Cherry v. Abbott

371 S.E.2d 852 | Ga. | 1988

Gregory, Justice.

Petitioner, a black male, filed a writ of habeas corpus contending the state had exercised its peremptory strikes to exclude all black jurors from the panel selected to try his case, and therefore his convictions were in violation of Batson v. Kentucky, 476 U. S. 79 (106 SC 1712, 90 LE2d 69) (1986). Batson had not been decided at the time of petitioner’s trial. 1 Petitioner’s trial counsel made no objections to the state’s use of its peremptory strikes against all three black members of the panel. In his petition for habeas corpus, petitioner also alleged that trial counsel was ineffective in failing to object to the use of the state’s peremptory strikes in this manner.

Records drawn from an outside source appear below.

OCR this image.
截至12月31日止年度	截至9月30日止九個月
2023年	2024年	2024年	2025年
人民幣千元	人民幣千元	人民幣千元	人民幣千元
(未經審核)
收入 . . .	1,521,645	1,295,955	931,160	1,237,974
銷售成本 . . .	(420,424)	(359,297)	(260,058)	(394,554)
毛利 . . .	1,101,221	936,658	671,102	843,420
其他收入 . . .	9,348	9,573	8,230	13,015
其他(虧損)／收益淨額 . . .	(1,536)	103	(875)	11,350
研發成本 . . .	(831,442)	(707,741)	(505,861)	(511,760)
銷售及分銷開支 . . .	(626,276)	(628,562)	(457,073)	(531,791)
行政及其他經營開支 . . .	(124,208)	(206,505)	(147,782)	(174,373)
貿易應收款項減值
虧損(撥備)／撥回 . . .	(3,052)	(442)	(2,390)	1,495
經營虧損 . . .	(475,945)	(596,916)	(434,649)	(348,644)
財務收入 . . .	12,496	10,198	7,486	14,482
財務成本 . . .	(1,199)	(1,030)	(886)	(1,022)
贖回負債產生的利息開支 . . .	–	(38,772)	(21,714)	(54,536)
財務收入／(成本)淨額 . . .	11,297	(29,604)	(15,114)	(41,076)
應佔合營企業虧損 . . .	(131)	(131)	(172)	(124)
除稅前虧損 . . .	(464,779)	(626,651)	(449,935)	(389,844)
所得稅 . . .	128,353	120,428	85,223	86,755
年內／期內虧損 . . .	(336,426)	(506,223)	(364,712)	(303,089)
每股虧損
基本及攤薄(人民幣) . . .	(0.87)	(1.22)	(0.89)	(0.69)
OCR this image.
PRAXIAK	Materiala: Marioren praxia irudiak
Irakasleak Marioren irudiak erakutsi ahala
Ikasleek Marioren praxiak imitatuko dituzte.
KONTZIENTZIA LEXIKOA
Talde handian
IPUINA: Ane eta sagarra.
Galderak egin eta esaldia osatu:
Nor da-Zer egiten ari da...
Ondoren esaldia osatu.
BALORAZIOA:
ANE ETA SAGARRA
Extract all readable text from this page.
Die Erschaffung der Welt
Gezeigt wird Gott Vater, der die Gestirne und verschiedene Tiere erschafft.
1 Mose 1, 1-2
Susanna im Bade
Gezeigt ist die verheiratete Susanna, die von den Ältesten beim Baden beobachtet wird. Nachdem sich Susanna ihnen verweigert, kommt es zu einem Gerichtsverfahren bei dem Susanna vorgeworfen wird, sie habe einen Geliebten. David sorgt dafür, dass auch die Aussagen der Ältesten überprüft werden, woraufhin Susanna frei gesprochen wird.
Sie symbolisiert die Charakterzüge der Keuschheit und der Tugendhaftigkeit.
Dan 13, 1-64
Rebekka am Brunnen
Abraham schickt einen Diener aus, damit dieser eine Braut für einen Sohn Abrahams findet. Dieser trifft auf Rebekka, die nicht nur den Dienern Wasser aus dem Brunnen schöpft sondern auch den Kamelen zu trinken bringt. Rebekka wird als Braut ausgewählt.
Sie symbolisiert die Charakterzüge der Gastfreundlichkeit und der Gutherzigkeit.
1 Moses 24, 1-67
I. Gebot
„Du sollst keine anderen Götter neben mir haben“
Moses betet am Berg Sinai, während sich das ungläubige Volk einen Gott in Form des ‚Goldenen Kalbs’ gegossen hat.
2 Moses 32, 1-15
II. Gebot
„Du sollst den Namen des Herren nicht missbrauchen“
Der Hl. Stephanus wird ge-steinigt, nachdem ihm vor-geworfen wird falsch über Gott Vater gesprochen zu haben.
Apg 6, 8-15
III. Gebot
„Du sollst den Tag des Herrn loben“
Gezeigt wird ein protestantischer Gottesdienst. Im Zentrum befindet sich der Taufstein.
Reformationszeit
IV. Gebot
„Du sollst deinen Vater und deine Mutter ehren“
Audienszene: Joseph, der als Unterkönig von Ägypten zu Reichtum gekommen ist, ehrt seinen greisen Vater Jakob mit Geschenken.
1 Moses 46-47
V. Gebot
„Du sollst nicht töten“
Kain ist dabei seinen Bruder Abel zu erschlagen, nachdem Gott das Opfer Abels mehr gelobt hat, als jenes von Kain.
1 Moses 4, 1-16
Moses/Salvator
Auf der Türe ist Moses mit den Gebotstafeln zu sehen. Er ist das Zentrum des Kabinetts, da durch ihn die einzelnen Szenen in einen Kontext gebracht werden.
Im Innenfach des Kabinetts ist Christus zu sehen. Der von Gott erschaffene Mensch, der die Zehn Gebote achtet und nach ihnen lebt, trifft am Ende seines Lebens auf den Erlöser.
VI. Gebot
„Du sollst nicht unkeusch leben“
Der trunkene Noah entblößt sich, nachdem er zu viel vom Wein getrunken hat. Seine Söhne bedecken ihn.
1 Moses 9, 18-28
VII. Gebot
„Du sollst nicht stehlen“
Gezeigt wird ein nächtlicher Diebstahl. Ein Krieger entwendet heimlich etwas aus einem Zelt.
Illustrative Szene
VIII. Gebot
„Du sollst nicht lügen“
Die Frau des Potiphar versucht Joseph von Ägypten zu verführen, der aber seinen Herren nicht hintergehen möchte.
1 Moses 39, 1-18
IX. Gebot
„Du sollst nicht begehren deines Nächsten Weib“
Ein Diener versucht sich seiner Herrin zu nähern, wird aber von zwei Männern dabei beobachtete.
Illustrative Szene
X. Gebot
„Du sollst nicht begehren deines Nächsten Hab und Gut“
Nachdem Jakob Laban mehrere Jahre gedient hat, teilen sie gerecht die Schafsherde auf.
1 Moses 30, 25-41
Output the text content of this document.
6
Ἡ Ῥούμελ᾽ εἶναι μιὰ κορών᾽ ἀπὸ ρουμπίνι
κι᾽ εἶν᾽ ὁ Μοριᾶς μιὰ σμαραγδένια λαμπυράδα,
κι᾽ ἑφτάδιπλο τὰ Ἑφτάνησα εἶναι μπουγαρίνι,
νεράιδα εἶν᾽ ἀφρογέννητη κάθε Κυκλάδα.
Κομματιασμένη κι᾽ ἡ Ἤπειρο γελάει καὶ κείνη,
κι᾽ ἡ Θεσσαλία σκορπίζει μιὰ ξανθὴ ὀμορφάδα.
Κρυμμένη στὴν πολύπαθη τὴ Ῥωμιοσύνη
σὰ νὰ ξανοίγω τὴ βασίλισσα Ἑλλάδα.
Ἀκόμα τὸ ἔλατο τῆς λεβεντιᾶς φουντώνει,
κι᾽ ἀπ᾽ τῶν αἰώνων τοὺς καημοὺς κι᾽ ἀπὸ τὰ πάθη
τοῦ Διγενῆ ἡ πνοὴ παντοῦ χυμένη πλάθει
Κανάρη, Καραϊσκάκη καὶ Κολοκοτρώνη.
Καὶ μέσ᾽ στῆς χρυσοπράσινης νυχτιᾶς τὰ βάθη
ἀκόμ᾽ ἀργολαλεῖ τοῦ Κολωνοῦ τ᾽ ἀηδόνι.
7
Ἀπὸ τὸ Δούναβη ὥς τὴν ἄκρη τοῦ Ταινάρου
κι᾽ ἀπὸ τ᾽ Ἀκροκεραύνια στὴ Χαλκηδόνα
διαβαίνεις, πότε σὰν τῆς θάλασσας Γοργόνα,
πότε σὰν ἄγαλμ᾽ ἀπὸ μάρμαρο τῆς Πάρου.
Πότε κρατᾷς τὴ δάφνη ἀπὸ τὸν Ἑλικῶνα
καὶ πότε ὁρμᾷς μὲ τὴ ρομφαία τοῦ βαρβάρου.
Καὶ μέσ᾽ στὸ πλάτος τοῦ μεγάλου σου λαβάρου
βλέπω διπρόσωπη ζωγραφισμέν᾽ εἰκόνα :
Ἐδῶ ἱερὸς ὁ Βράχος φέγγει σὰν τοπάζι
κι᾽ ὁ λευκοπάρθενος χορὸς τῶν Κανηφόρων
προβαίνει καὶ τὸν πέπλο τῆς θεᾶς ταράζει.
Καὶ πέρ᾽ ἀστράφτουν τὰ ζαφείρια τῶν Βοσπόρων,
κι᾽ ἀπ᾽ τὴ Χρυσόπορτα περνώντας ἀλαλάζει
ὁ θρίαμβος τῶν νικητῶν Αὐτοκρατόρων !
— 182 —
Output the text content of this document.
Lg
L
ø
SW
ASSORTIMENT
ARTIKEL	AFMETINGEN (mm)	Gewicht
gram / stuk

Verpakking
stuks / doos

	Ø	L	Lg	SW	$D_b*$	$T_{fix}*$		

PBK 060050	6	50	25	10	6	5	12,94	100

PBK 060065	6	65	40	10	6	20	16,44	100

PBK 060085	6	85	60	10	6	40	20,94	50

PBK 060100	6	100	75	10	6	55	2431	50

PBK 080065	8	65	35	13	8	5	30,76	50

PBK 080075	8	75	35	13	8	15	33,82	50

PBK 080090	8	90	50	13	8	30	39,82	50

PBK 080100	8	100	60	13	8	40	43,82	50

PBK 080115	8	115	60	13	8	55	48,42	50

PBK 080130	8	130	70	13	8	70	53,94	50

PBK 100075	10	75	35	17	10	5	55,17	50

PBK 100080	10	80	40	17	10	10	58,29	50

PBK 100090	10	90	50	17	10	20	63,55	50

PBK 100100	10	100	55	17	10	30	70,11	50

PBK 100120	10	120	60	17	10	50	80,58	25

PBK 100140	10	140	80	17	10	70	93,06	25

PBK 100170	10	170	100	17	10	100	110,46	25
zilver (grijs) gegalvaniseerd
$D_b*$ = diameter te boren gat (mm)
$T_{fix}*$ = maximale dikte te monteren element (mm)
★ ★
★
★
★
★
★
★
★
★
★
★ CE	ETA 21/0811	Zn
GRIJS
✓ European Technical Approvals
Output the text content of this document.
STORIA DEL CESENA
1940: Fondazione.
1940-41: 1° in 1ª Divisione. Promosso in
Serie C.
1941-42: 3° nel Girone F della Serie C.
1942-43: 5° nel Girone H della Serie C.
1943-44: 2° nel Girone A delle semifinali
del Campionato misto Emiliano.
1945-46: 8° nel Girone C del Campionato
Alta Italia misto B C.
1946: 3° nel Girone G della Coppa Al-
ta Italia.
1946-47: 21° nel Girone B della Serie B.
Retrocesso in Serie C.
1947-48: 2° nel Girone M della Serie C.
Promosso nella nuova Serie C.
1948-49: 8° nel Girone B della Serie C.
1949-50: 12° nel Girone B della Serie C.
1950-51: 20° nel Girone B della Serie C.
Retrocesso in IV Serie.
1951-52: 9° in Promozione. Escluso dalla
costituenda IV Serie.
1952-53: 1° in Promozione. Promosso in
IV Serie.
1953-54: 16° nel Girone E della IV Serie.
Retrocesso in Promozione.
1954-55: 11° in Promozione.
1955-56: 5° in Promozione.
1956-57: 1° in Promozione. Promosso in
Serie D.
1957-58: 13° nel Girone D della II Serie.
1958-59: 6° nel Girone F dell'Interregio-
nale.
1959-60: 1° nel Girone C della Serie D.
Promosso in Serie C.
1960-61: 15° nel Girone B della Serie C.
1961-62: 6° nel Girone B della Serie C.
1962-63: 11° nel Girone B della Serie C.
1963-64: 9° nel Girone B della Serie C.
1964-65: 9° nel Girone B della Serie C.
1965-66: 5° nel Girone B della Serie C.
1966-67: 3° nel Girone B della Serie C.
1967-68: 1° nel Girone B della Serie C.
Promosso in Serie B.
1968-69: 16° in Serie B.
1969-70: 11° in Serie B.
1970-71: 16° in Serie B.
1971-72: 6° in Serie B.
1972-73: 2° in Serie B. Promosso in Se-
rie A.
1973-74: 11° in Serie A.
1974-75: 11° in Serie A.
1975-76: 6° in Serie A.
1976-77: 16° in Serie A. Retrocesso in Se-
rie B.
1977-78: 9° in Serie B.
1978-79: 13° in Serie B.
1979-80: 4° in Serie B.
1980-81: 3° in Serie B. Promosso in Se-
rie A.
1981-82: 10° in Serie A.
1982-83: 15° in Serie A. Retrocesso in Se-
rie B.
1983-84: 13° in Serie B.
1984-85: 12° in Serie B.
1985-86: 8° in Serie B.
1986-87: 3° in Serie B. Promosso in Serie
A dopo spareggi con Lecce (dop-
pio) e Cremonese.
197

The habeas court found initially that trial counsel had not been ineffective in failing to object to the use of the state’s peremptory strikes because there was no evidence to show the state exercised these strikes in a racially discriminatory manner. The habeas court also found that since petitioner could have raised this claim at trial under the principles enunciated in Swain v. Alabama, 380 U. S. 202 (85 SC 824, 13 LE2d 759) (1965), he could not show that the “factual *518or legal basis for [the] claim was not reasonably available to counsel,” Murray v. Carrier, 477 U. S. 478, 488 (106 SC 2639, 91 LE2d 397) (1986), such as would establish cause for the procedural default within the meaning of Black v. Hardin, 255 Ga. 239, 240 (336 SE2d 754) (1985). The habeas court denied relief to petitioner. We granted his application for probable cause to determine whether a legal basis for the Batson claim was reasonably available to petitioner’s counsel at trial.

Decided September 22, 1988. James Cherry, pro se. Michael J. Bowers, Attorney General, J. Michael Davis, Dennis R. Dunn, Assistant Attorneys General, for appellee.

In Swain v. Alabama, supra, the Supreme Court held that a defendant could make out a prima facie case of racial discrimination by the state in exercise of its peremptory strikes by showing that the peremptory challenge system was “being perverted” in this manner. 280 U. S. at 224. However, the Court held that in order to make out a prima facie case, the defendant must offer proof beyond the facts of his own case. Id. at 224-228.

In Batson, supra, the Court pointed out that “since the decision in Swain, this Court has recognized that a defendant may make a prima facie showing of purposeful racial discrimination in selection of the venire by relying solely on the facts concerning its selection in his case,” citing Washington v. Davis, 426 U. S. 229, 240 (96 SC 2040, 48 LE2d 597) (1976) and Alexander v. Louisiana, 405 U. S. 625 (92 SC 1221, 31 LE2d 536) (1972). Batson v. Kentucky, 476 U. S. at 95. (Emphasis in original.) Batson clarified the evidentiary standards necessary to make out a prima facie showing of discriminatory selection of the venire. We hold, therefore, that the legal basis for a Batson claim was reasonably available to petitioner at the time of his trial. See Bowden v. Kemp, 256 Ga. 70 (344 SE2d 233) (1986). He has not shown cause for the procedural default in failing to object to the state’s use of its peremptory strikes. Black v. Hardin, supra. The habeas court did not err in denying his petition for relief.

Judgment affirmed.

All the Justices concur.

Batson was decided while petitioner’s application for certiorari from his direct appeal was pending in this court.